María volvió la cabeza para mirarle, pero no dijo nada. El le devolvió la mirada para asegurarse de que le había entendido.
- ¿Comprendes? -le preguntó.
Ella hizo un gesto afirmativo.
- Pasa delante -dijo.
- No -respondió ella, volviéndose hacia él y negando con la cabeza-. Me quedaré en el lugar que me corresponde.
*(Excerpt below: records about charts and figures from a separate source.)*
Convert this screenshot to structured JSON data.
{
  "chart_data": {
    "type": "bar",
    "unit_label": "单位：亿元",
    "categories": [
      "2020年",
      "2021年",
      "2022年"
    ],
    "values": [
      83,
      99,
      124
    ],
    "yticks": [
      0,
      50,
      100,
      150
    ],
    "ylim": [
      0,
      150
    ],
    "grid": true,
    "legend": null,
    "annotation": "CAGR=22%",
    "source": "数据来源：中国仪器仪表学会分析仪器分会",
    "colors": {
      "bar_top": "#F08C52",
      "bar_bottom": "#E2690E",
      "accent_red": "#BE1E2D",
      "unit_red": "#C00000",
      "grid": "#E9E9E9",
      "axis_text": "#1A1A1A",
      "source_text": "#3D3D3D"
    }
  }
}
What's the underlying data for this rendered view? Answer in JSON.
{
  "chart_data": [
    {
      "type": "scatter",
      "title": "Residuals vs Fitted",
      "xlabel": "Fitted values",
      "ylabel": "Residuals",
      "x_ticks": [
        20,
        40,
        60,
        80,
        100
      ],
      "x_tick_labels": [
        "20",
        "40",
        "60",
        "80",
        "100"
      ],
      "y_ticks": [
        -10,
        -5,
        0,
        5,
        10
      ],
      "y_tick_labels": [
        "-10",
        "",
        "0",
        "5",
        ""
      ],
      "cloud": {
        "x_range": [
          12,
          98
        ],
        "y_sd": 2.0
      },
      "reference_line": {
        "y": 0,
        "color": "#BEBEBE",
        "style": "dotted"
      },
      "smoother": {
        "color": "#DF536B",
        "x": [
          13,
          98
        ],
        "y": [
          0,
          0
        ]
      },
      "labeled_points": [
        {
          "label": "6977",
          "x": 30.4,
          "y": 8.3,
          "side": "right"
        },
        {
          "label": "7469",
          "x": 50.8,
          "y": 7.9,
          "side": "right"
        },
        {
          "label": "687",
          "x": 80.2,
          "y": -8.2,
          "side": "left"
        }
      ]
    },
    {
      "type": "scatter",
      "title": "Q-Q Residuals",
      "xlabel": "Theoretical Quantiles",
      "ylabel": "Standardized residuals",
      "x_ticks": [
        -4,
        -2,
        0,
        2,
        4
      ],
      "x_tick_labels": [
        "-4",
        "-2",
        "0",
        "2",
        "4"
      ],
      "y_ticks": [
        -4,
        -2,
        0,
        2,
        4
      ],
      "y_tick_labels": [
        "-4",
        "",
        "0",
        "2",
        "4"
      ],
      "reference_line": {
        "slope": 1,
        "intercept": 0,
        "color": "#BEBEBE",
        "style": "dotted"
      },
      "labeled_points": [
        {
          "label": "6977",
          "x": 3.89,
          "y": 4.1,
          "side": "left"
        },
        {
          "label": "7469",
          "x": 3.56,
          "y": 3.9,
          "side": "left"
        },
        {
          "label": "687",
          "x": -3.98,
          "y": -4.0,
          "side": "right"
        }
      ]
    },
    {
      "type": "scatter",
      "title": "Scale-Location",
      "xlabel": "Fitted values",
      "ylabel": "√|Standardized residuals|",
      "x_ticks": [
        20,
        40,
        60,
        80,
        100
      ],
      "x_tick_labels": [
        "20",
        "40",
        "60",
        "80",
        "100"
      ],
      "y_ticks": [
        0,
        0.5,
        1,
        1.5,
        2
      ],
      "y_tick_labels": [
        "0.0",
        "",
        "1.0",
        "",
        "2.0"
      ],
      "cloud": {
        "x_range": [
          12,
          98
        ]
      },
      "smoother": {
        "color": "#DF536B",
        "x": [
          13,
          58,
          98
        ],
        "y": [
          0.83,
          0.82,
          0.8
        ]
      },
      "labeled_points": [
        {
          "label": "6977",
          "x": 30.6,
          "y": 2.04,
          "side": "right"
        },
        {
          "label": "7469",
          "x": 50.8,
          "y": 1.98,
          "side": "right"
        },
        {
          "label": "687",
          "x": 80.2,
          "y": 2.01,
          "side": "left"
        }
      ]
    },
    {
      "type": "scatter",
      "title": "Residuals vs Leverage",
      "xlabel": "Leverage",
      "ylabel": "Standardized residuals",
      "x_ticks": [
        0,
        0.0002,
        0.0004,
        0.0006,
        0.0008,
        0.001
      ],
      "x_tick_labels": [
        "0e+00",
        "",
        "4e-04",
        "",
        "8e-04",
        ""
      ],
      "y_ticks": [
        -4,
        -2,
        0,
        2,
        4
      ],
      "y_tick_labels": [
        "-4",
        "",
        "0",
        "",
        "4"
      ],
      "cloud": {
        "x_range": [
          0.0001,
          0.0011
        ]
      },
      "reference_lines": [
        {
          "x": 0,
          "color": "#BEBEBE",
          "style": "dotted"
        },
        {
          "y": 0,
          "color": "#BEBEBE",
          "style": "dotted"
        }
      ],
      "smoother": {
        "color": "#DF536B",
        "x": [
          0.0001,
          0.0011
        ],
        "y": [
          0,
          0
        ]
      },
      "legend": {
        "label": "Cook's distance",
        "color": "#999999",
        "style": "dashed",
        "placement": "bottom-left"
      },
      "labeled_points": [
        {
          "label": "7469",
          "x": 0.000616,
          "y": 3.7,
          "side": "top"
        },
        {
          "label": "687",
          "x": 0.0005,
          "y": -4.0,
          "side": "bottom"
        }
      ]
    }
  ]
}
Entonces Pablo hundió las espuelas en los ijares del gran bayo y se precipitó cuesta abajo, por la pendiente cubierta de hojas de pino, atravesando la carretera entre un martillar y relucir de cascos. Los otros le siguieron y Robert Jordan los vio atravesar la carretera y subir la cuesta cubierta de hierba y oyó la ametralladora que tableteaba desde el puente. Luego oyó un ruido que se asemejaba a un silbido -¡psiii crac bum!- seguido de un golpe sordo y una explosión, y vio levantarse un surtidor de tierra de la ladera y una nube de humo gris. -¡Psiiii, crac, bum!- Inmediatamente se repitió la escena y una nube de polvo y humo se levantó un poco más arriba, en la ladera.
Delante de él se paró el gitano al borde de la carretera, al abrigo de los últimos árboles. Miró la cuesta y luego se volvió hacia Robert Jordan.